The White House had a scheme for putting unemployed older workers back on the job, but wage welfare never panned out:

States will also be empowered to implement wage insurance to help reemploy older workers and create programs that make it easier for unemployed workers to start their own businesses.³

Even if this idea had been more than a pipe dream, topping off diminished paychecks doesn’t give businesses a reason to hire any more than a government pamphlet telling an unemployed person how to start a business will produce an income. With periods of unemployment that more than tripled by 2011 and over one-third of jobless older workers searching for over a year,4 how many Americans will be sitting down to their holiday meals wondering whether next year’s feast will be courtesy of a food pantry or soup kitchen?

At least low wage earners are angry.

One group of workers has the good sense to not be thankful, but their thanklessness is for all the wrong reasons. The Department of Labor still insists that businesses should pay higher salaries to unskilled workers:

For this administration, raising the minimum wage is just one part of what the president has called the “unfinished business” of America. We need to see the FLSA and the minimum wage as part of a larger struggle to cut poverty and to address the challenge of income inequality. When our children and grandchildren are assessing our legacy 50 years from now, I don’t want them to say that we’ve fallen short on the urgent matter of keeping America’s fundamental promise of opportunity and upward mobility.5

How does paying more money for the same thing create growth and opportunity? It doesn’t, but it does allow the administration to take credit for another effort that will go nowhere despite the media’s eager coverage of fast food worker walkouts.

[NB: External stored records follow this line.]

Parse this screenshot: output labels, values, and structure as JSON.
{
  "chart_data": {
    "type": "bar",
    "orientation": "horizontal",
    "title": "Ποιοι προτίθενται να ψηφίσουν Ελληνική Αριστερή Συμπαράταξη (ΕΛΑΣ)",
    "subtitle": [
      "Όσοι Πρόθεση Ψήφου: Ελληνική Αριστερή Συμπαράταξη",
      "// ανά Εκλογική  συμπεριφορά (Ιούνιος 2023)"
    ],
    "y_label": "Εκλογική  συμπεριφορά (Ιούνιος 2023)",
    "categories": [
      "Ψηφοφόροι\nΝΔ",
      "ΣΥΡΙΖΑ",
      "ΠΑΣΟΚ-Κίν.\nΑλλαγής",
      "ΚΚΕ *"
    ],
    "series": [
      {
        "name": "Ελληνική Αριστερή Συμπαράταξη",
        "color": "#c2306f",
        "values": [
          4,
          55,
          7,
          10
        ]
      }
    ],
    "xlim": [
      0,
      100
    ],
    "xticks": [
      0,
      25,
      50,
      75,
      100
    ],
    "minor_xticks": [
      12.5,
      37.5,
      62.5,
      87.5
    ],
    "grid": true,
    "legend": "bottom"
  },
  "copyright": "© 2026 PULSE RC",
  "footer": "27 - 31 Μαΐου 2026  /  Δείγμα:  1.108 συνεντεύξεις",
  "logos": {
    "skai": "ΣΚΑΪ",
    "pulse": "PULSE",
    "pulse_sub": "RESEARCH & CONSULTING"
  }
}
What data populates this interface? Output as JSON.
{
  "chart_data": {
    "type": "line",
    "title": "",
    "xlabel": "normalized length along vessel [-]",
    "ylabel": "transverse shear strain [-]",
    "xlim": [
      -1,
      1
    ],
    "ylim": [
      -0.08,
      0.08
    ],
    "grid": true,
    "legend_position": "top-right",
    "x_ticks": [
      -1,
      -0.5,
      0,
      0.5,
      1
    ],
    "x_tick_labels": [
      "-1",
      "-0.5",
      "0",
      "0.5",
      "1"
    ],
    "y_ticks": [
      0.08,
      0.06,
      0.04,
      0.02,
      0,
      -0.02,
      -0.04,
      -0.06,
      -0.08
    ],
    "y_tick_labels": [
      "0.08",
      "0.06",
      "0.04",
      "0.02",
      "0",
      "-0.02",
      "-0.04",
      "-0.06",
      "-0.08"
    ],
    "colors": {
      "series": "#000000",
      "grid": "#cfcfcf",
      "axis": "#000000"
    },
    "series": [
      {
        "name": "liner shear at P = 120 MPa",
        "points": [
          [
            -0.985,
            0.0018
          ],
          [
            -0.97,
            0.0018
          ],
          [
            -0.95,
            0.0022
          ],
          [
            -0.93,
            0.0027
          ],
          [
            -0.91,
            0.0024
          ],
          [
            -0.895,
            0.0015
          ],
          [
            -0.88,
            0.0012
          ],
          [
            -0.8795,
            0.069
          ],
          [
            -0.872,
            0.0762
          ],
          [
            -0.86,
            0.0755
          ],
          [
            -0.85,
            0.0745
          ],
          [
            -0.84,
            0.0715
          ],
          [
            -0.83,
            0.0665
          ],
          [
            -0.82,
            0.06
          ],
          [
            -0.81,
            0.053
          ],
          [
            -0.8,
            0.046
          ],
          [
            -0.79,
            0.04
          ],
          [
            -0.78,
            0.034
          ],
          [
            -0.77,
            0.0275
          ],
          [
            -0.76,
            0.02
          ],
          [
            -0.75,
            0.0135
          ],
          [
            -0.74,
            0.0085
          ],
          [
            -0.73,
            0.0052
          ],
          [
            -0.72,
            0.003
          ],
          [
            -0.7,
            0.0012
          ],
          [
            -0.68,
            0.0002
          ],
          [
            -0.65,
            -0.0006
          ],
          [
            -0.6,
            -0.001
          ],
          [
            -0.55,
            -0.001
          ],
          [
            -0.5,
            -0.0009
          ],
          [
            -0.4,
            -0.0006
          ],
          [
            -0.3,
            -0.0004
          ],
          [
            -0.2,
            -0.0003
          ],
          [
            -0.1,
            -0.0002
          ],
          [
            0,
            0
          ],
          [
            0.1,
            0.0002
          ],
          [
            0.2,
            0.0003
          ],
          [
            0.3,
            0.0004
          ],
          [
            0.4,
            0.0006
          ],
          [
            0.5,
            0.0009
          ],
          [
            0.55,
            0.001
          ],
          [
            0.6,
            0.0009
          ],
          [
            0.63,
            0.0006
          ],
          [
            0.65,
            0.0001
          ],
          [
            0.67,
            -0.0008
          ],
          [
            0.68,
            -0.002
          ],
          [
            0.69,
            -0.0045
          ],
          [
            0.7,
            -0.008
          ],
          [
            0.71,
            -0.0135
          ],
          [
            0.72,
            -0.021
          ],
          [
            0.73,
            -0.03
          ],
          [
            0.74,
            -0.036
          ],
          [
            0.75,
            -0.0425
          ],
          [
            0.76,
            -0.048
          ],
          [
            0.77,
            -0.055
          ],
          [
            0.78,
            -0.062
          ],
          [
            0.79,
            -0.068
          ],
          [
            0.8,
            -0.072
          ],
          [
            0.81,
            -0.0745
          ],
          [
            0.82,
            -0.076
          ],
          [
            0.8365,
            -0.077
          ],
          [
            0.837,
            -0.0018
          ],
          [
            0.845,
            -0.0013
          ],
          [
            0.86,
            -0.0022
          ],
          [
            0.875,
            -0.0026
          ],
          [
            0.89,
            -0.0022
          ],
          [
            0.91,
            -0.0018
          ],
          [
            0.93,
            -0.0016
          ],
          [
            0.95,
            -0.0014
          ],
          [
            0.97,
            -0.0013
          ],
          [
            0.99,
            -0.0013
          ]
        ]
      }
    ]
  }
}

This holiday season, give thanks. Then be angry at Obama.

Don’t spend too much time being thankful. Your president doesn’t want you to. He wants you to be angry, as long as that anger isn’t directed at him. If you are a member of the middle class he wants you to feel abused and cheated. If you are an older American looking for work you can blame the GOP for not passing wage welfare, just in case you do get lucky and find a lower-paying job. If you are a low wage worker earning what businesses pay for having no skills, rest assured Obama has your back even though it won’t get you anything. If you make a lot of money then you probably have something to be thankful for. You should still be angry at Obama. Your wealth has become part of the reason everyone else has less.